When organized labor shrinks, the middle class shrinks, and working-class jobs do not provide an adequate livelihood. The decline in union membership also tracked with a decline in manufacturing jobs as factories moved overseas. This was the double whammy — fewer blue-collar jobs and fewer unions able to make sure the jobs paid well — that began the alienation of working-class Americans, whose fortunes were failing, from middle-class and upper-middle-class Americans, who continued to prosper. That polarization led those who shower after work to begin their exodus from the Democratic Party and, eventually, become the base of Donald Trump's Republican Party.
There is no more urgent task for the country, and especially for the Democrats, than to reconnect with working-class Americans, and the best way to do that is with increased efforts to unionize workers. Unions not only guarantee better pay and better working conditions, they help provide the kind of social solidarity without which our nation will continue to be polarized.
Returning to the cardinal's question, what should be the new picket lines of our time?
We don't have to reinvent the wheel here. Do you patronize aggressively anti-union firms? Amazon is one of the most aggressive union-busting firms in the country. Starbucks is another. Do you use them because they are convenient? Is your convenience more important than supporting workers' right to organize? If you style yourself a "social justice Catholic" and you do not avoid union-busting firms, isn't that hypocritical?
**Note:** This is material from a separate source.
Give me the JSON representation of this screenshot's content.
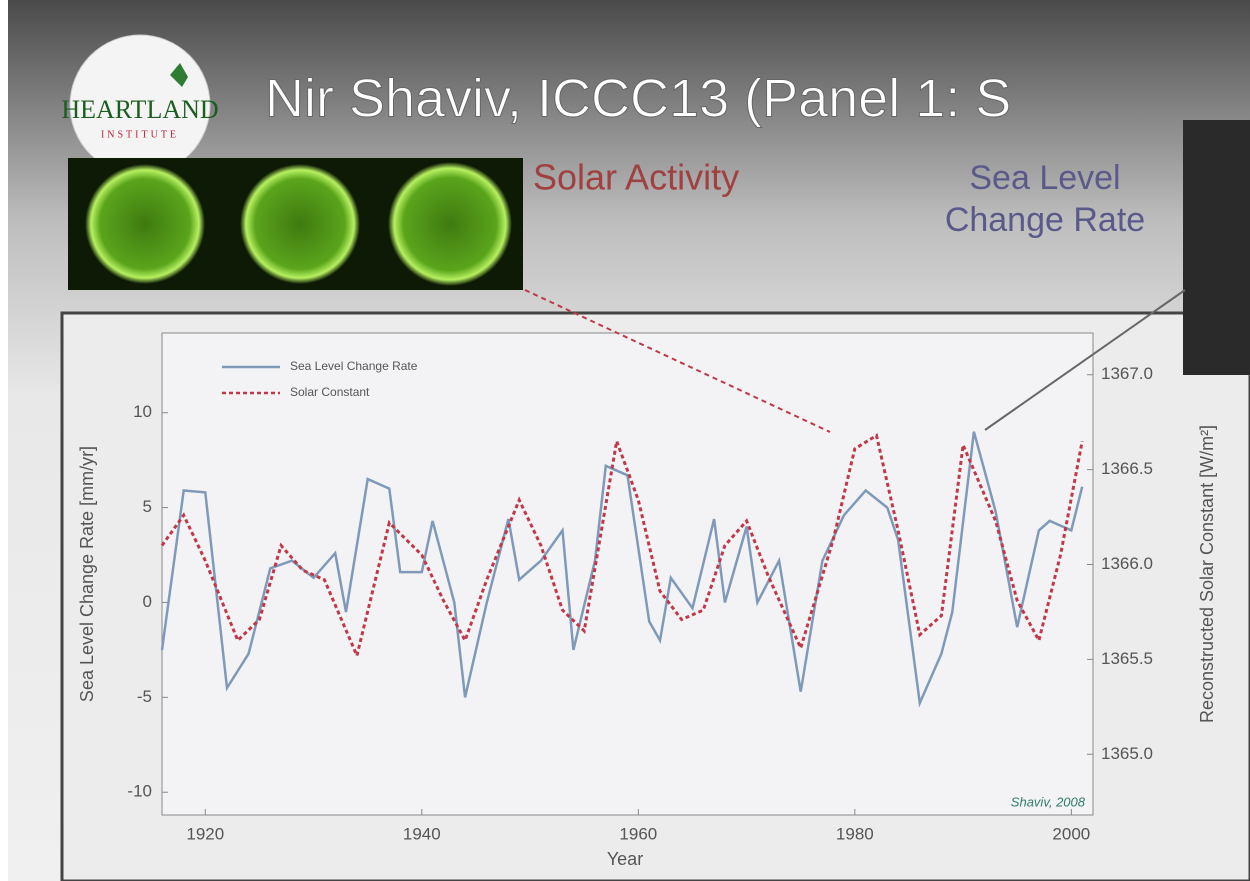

Amazon workers and members of the International Brotherhood of Teamsters picket in front of the Amazon fulfillment center in the Queens borough of New York Dec. 20, 2024. (AP/Stefan Jeremiah)
I live in rural Connecticut and many people in my town rely on Amazon to deliver goods. You have to drive 50 minutes to Hartford or Providence to find brick-and-mortar stores that sell certain items, so I understand how convenient Amazon must be. But I have managed to get by eight years back here without using it once.
I have written previously about Uber and Lyft, both of which have faced massive settlements due to wage theft. How much? In New York state, it's $328 million. That is a lot of stolen wages. Why would you use a company that exploits its workers that way?
As late as the 1992 election, it was axiomatic that if voters went into the voting booth thinking of themselves as workers, they voted for the Democrats. If they thought of themselves as taxpayers, they voted Republican. Now, everyone's primary sense of identification is as a consumer, so it is vital that we let the church's pro-union stance convert our consumer practices.
Church organizations can take the lead, for example, by refusing to use Amazon and refusing to reimburse employees who do use it, except in extraordinary circumstances. We are Catholics, not Puritans. Still, boycotts work only when they are widely honored, like a picket line. Dioceses should have contract labor agreements so that any construction over, say, $250,000, must go to a contractor who employs union labor. The solar panels at the chancery of the Boston Archdiocese were installed with union labor and every electrician in the Boston area knows that and is grateful for it. That is how you build solidarity.
This Labor Day, Catholics should reflect on what they can do to support a revival of organized labor, and confront economic actors who oppose workers' rights. We can look forward to Pope Leo XIV championing the rights of workers like his namesake did. We can put our teaching into action. Let's heed Wuerl's advice and name some new picket lines in our time.